Les alliés du Hezbollah au Liban doivent « choisir entre la violence et la démocratie »

  • « Les alliés politiques du Hezbollah doivent savoir qu’ils seront tenus pour responsables de toute contribution à ses activités terroristes et illégales », a déclaré le secrétaire d'État américain adjoint pour le Proche-Orient
  • David Schenker, appelle également à un règlement du différend dans le Golfe afin de contrer « l’influence malveillante de l’Iran dans la région »

NEW YORK: Les alliés politiques du Hezbollah au Liban seront tenus responsables de leur soutien au groupe militant, a déclaré mardi David Schenker, secrétaire d'État adjoint pour le Proche-Orient. Cet avertissement est intervenu peu après que le Trésor américain ait mis sur liste noire l'ancien ministre des transports Youssef Fenianos et l’ancien ministre des Finances Ali Hassan Khalil.

Les deux hommes sont accusés d’avoir fourni un soutien matériel au Hezbollah et de s’être livrés à des actes de corruption. Le Hezbollah, soutenu par l’Iran, est considéré par les États-Unis comme une organisation terroriste.

« Les alliés politiques du Hezbollah doivent savoir qu’ils seront tenus pour responsables de toute contribution à ses activités terroristes et illégales », a déclaré Schenker après une tournée au Moyen-Orient, qui comprenait des visites au Koweït, au Qatar et au Liban.

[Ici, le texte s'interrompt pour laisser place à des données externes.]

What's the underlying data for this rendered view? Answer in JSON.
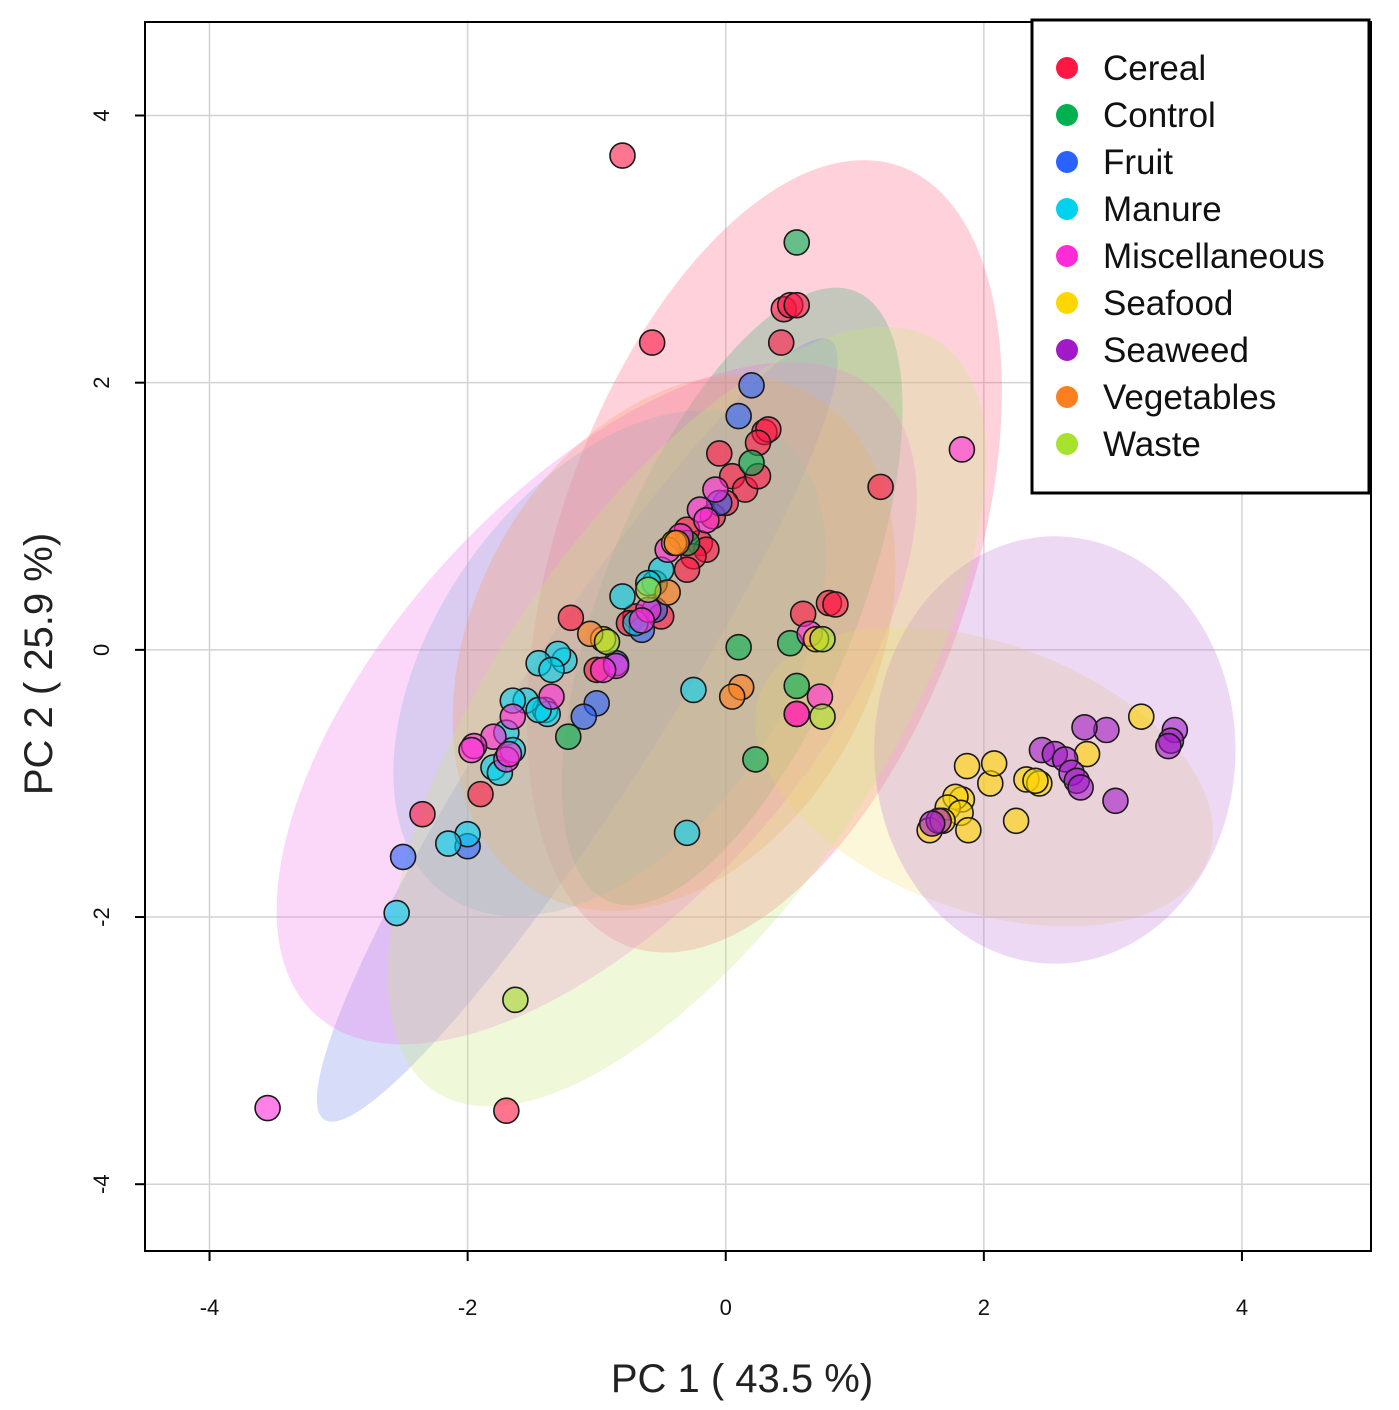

Au cours de son séjour de deux jours au Liban, il a choisi de ne rencontrer que des manifestants appartenant à l’opposition, sans vouloir rencontrer de responsables politiques, signe de l’exaspération de Washington à l’égard de la classe politique libanaise. 

Sa visite intervient un mois après l’explosion dévastatrice au port de Beyrouth qui a détruit une grande partie de la ville, à un moment où la population était déjà aux prises avec une crise politique prolongée, un effondrement économique, et la pandémie du coronavirus.

David Schenker a réaffirmé l’engagement de son pays à aider le peuple libanais à se remettre de la catastrophe du 4 août, qui a tué plus de 200 personnes, expliquant qu’il était temps « d’adopter une politique différente au Liban. »

Le haut responsable américain a également souligné la divergence de vues entre les États-Unis et la France à propos du Hezbollah, que Paris considère comme deux entités distinctes: un parti politique et une branche militaire.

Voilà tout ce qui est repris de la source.